A local expert on Monday urged the public not to worry too much after prominent European seismologists warned that there was the potential for a massive earthquake and tsunami in Sumatra.
“We can’t predict when an earthquake will happen,” Fauzi, a geophysicist from the Meteorology, Climatology and Geophysics Agency, told the Jakarta Globe on Monday.
He also added that it was impossible to predict imminent tsunamis, let alone ones that might take place sometime in the next 20 or more years.
“If somebody says that a tsunami will occur tomorrow, next week, or next month, that’s totally impossible; nobody can tell the exact time,” he said.
A team of seismologists led by Irish scientist John McCloskey said on Sunday that an 8.5-magnitude, wave-generating quake capable of killing as many people as the 2004 Indian Ocean tsunami could strike off Sumatra, with Padang in the firing line.
In a letter published by the scientific journal Nature Geoscience, McCloskey and his team explained that the threat comes from a relentless buildup of pressure over the last two centuries on a section of the Sunda Trench, one of the world’s most notorious earthquake zones, which runs parallel to the western Sumatra coast.
Without giving a time frame for the event, the letter said, “The threat of a great tsunamigenic earthquake with a magnitude of more than 8.5 on the Mentawai patch is unabated.”
But Fauzi said the public, especially those living in West Sumatra and still reeling from last year’s devastating quake, should not be too worried because there was no time frame mentioned in the article.
Ade Edward, head of West Sumatra’s Disaster Management Agency, said that instead of worrying, the public should instead focus on disaster mitigation.
“We should be preparing ourselves in case the disaster really happens,” he said, adding that the government was working to develop a tsunami early detection system and was busy constructing as many quake-proof buildings as it could.

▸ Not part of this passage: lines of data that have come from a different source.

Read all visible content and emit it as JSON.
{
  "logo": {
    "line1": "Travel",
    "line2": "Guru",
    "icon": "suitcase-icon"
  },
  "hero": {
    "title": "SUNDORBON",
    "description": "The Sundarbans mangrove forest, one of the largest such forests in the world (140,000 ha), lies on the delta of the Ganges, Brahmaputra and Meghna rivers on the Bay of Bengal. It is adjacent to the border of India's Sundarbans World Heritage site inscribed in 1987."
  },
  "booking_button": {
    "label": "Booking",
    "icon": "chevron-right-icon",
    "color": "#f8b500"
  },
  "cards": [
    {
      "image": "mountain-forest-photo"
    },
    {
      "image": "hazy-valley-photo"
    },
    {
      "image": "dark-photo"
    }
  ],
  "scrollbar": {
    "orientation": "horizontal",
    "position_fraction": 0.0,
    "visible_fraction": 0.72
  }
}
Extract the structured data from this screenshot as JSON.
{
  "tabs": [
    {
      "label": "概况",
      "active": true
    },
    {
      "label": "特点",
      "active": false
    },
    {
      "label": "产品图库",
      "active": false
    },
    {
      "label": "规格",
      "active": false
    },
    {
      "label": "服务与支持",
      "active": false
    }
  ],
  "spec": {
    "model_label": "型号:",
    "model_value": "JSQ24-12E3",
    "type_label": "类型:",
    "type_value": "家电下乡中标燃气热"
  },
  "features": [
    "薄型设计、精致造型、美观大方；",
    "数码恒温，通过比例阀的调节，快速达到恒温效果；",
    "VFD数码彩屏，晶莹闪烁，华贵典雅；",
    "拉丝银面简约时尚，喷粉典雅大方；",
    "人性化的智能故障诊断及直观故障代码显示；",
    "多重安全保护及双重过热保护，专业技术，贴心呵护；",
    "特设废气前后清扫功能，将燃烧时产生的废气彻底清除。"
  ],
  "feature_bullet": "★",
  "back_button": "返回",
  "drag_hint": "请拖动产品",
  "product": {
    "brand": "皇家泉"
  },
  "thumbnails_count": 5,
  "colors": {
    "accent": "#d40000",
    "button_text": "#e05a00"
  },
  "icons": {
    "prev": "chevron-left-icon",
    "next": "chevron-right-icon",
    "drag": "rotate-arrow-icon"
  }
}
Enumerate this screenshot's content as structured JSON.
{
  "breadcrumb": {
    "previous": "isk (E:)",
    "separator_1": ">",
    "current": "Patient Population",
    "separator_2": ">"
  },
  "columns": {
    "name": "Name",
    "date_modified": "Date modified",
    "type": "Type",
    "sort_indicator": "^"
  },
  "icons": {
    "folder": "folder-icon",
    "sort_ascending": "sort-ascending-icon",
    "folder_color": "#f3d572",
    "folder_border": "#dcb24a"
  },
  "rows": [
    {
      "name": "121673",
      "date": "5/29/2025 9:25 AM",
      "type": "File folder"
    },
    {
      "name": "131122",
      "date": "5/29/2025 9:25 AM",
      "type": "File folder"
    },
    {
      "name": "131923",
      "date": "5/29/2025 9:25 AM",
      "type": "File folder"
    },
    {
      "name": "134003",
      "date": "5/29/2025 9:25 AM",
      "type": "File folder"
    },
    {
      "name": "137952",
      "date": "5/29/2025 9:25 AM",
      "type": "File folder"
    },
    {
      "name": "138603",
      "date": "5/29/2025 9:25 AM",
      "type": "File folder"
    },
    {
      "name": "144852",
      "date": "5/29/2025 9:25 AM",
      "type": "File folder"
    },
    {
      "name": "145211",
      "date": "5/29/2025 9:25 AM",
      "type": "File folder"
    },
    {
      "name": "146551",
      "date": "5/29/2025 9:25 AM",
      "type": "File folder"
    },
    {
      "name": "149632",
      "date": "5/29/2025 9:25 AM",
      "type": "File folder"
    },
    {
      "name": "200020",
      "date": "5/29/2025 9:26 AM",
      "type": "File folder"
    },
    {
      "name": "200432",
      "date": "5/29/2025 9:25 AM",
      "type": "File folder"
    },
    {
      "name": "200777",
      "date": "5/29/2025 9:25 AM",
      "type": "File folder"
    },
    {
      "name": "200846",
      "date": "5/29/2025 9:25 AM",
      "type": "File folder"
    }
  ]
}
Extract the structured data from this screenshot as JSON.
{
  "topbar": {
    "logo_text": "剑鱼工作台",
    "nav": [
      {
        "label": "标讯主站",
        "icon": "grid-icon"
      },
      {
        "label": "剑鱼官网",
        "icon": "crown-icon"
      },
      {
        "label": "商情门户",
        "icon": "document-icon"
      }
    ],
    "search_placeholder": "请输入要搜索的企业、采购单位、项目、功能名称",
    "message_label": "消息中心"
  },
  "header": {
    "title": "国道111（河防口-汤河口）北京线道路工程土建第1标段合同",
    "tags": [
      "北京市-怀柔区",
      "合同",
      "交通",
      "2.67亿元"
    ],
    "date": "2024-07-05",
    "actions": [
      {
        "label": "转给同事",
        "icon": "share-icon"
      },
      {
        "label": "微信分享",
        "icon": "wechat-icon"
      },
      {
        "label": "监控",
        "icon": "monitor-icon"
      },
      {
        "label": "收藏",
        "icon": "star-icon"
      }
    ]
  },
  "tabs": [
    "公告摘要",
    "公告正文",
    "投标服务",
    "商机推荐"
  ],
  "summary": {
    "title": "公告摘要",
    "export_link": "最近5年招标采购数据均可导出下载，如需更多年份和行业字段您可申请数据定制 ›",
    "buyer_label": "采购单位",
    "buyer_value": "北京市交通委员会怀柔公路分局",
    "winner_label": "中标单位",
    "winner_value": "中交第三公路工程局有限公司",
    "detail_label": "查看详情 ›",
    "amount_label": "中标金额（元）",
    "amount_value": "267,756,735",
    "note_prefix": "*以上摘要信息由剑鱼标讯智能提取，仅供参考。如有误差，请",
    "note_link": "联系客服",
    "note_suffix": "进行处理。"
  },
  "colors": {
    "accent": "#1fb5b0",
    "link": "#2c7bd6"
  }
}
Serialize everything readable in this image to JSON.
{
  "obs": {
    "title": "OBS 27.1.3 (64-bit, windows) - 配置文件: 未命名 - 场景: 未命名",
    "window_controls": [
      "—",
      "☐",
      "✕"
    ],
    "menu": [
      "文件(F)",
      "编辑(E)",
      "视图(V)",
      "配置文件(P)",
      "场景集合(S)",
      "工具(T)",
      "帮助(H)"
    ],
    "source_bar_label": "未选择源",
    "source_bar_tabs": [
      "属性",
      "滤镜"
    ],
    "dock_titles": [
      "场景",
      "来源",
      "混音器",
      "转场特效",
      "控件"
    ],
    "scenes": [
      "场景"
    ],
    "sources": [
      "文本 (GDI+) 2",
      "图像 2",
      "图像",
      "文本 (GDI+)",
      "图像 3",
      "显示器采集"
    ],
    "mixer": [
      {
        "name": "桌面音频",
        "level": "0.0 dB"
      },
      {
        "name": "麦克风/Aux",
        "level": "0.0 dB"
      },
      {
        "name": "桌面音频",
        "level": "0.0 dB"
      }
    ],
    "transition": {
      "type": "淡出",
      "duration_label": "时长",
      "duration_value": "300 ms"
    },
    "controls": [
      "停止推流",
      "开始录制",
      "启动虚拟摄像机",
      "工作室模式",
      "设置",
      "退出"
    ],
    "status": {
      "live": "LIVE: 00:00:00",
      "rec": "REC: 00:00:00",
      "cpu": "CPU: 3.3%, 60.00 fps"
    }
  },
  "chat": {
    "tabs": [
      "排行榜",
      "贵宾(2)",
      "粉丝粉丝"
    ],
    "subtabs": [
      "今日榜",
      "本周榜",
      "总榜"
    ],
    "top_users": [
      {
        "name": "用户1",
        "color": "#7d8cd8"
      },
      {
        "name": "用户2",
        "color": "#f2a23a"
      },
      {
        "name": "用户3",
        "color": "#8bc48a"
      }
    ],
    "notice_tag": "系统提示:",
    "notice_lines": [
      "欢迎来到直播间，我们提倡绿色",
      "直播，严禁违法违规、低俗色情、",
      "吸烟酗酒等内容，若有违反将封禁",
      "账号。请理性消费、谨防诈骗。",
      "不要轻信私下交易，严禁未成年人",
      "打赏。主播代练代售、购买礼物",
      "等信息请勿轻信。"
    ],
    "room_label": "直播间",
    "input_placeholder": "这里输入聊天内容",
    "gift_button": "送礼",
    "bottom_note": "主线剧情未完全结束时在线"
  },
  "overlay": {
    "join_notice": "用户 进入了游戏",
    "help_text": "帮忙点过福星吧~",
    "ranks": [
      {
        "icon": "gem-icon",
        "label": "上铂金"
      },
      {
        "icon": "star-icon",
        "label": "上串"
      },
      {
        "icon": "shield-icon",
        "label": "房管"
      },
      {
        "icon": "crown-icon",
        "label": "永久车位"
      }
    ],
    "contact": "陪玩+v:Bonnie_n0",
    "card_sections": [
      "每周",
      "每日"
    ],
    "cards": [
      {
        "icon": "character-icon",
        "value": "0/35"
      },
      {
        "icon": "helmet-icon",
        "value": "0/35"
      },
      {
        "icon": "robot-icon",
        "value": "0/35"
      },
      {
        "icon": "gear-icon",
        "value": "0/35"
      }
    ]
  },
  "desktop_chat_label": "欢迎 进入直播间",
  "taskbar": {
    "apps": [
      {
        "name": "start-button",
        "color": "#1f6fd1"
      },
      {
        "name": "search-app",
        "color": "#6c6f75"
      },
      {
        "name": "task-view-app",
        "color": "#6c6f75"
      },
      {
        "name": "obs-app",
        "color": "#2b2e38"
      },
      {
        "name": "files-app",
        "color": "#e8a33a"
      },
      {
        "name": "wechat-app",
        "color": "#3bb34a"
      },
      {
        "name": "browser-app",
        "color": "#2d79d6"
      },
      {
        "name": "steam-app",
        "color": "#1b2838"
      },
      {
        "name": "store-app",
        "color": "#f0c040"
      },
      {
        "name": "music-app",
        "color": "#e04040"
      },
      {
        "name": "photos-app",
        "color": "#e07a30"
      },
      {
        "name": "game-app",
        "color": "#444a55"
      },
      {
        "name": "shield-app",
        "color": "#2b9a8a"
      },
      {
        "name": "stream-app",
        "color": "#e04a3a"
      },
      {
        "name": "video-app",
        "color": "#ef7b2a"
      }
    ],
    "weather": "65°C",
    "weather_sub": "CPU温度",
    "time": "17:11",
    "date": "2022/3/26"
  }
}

Ade maintained that the West Sumatran government has been attempting to warn its people about the possibility of another earthquake and tsunami.
“We told them about the situation we are facing and we offered them two choices — relocate or stay and adapt to face the upcoming challenge,” he said.
In March 2005, McCloskey warned that the Dec. 26, 2004, quake near Aceh had created major stresses in an adjoining part of the fault to the south. He stated that a temblor in the region of 8.5 magnitude with the capacity to generate a tsunami was imminent and urged the authorities to beef up preparations. Within two weeks, on March 28, 2005, a quake measuring 8.6 erupted at Simeulue Island, generating a three-meter tsunami.